Suggested extensions include:
- Cross-species or universal mesh alignment via dense correspondence learning (Song et al., 27 Aug 2025)
- Multi-modal texture sources and cross-modal transfer (e.g., BRDFs, normal maps, depth) (Huang et al., 4 Dec 2025)
- Joint alignment of shape and texture mappings for fully instance-agnostic transfer (Cao et al., 24 Mar 2025)
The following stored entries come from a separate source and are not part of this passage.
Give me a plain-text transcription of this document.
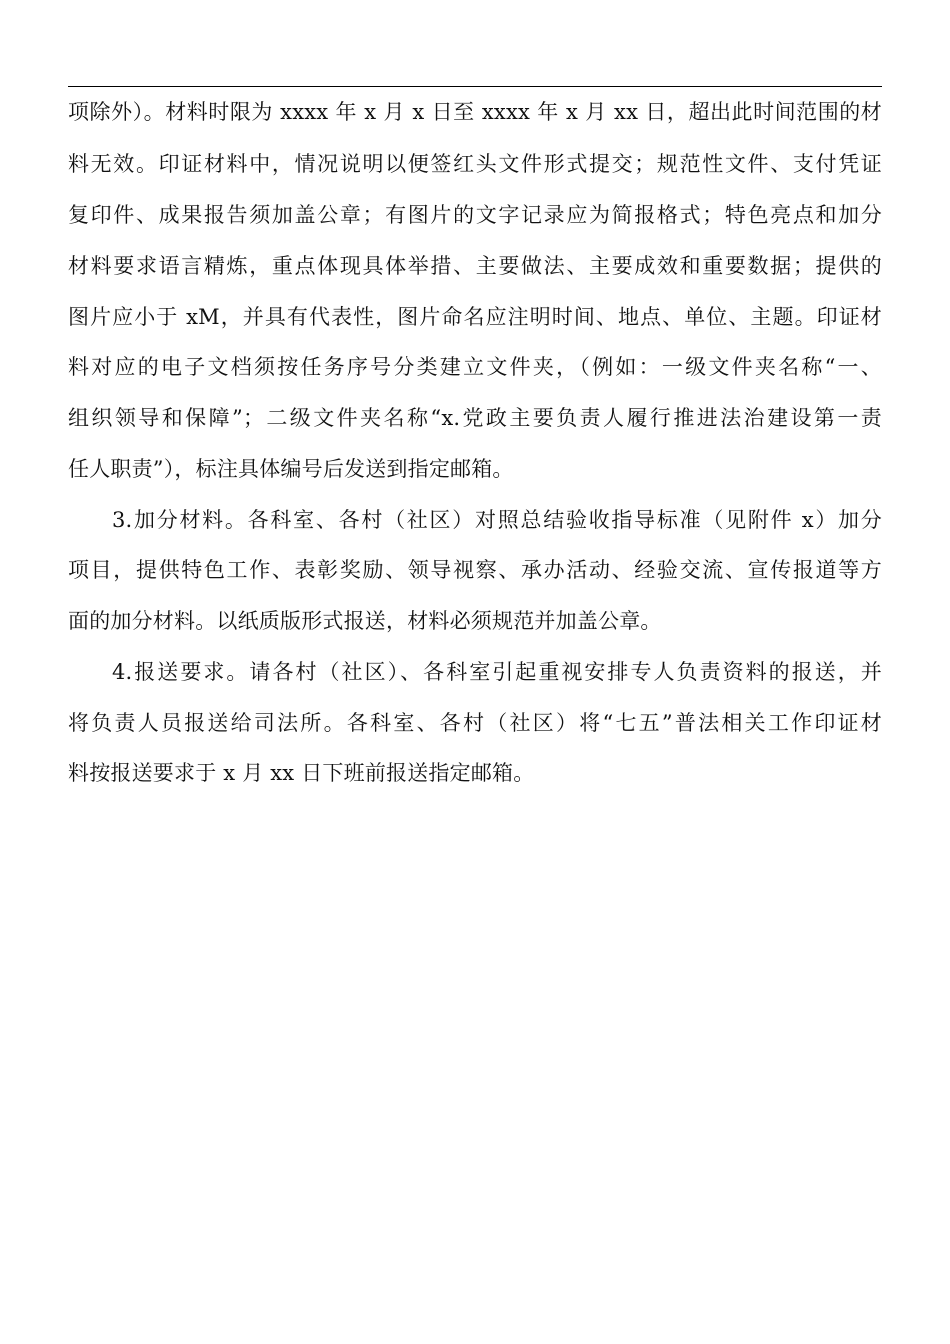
项除外）。材料时限为 xxxx 年 x 月 x 日至 xxxx 年 x 月 xx 日，超出此时间范围的材
料无效。印证材料中，情况说明以便签红头文件形式提交；规范性文件、支付凭证
复印件、成果报告须加盖公章；有图片的文字记录应为简报格式；特色亮点和加分
材料要求语言精炼，重点体现具体举措、主要做法、主要成效和重要数据；提供的
图片应小于 xM，并具有代表性，图片命名应注明时间、地点、单位、主题。印证材
料对应的电子文档须按任务序号分类建立文件夹，（例如：一级文件夹名称“一、
组织领导和保障”；二级文件夹名称“x.党政主要负责人履行推进法治建设第一责
任人职责”），标注具体编号后发送到指定邮箱。
3.加分材料。各科室、各村（社区）对照总结验收指导标准（见附件 x）加分
项目，提供特色工作、表彰奖励、领导视察、承办活动、经验交流、宣传报道等方
面的加分材料。以纸质版形式报送，材料必须规范并加盖公章。
4.报送要求。请各村（社区）、各科室引起重视安排专人负责资料的报送，并
将负责人员报送给司法所。各科室、各村（社区）将“七五”普法相关工作印证材
料按报送要求于 x 月 xx 日下班前报送指定邮箱。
- Rotation- or deformation-invariant semantic descriptors for unconstrained mesh domains (Cohen-Bar et al., 20 Mar 2025)
6. Representative Algorithms and Comparative Table
| Method/Framework | Core Mechanism | Distinctive Strength |
|---|---|---|
| AUV-Net (Chen et al., 2022) | UV mapping + subspace alignment | Unsupervised, 3D part alignment, supports generative 2D modeling |
| Pix2Surf (Mir et al., 2020) | Silhouette-to-UV CNN, no color input | Real-time, shape-only generalization, seamless 3D try-on |
| TriTex (Cohen-Bar et al., 20 Mar 2025) | Semantic triplane, Diff3F features | Single-mesh generalization, fast per-instance transfer |
| Barycentric UV (Song et al., 27 Aug 2025) | Precomputed per-triangle mapping | Extreme speed, no boundary seams, fixed correspondence |
| Refaçade (Huang et al., 4 Dec 2025) | Diffusion + explicit disentanglement | Controllable object retexturing, video/image, structure/texture separation |
| Optimal Textures (Risser, 2020) | OT in feature space, multi-scale | Fast, interactive, robust to complex textures |
| ACVTT (Uhm et al., 24 Sep 2025) | Multi-view attention fusion | Medical/interpolation, cross-slice semantic transfer |
| 3DSwapping (Cao et al., 24 Mar 2025) | Progressive multi-view diffusion | 3D Gaussian splats, CLIP-guided, view-consistency |
7. Empirical Benchmarks and Impact
Empirical studies consistently demonstrate that methods combining semantic alignment (AUV-Net, TriTex), attention-guided fusion (ACVTT), or explicit disentanglement (Refaçade, 3DSwapping) outperform both naïve pixel- or edge-based baselines and legacy optimization-driven style transfer. The impact spans fields from interactive digital avatars and immersive XR to quantitative medical analysis and unsupervised single-image attribute propagation. State-of-the-art frameworks exhibit robust generalization across deformations, varying illumination, and diverse target instances (Mir et al., 2020, Huang et al., 4 Dec 2025, Song et al., 27 Aug 2025, Chen et al., 2022, Cohen-Bar et al., 20 Mar 2025, Risser, 2020, Uhm et al., 24 Sep 2025, Cao et al., 24 Mar 2025).
Ongoing research is directed at increasing the expressivity, domain generality, and efficiency of cross-instance texture transfer, particularly for unsupervised, dynamic, or multi-modal scenarios.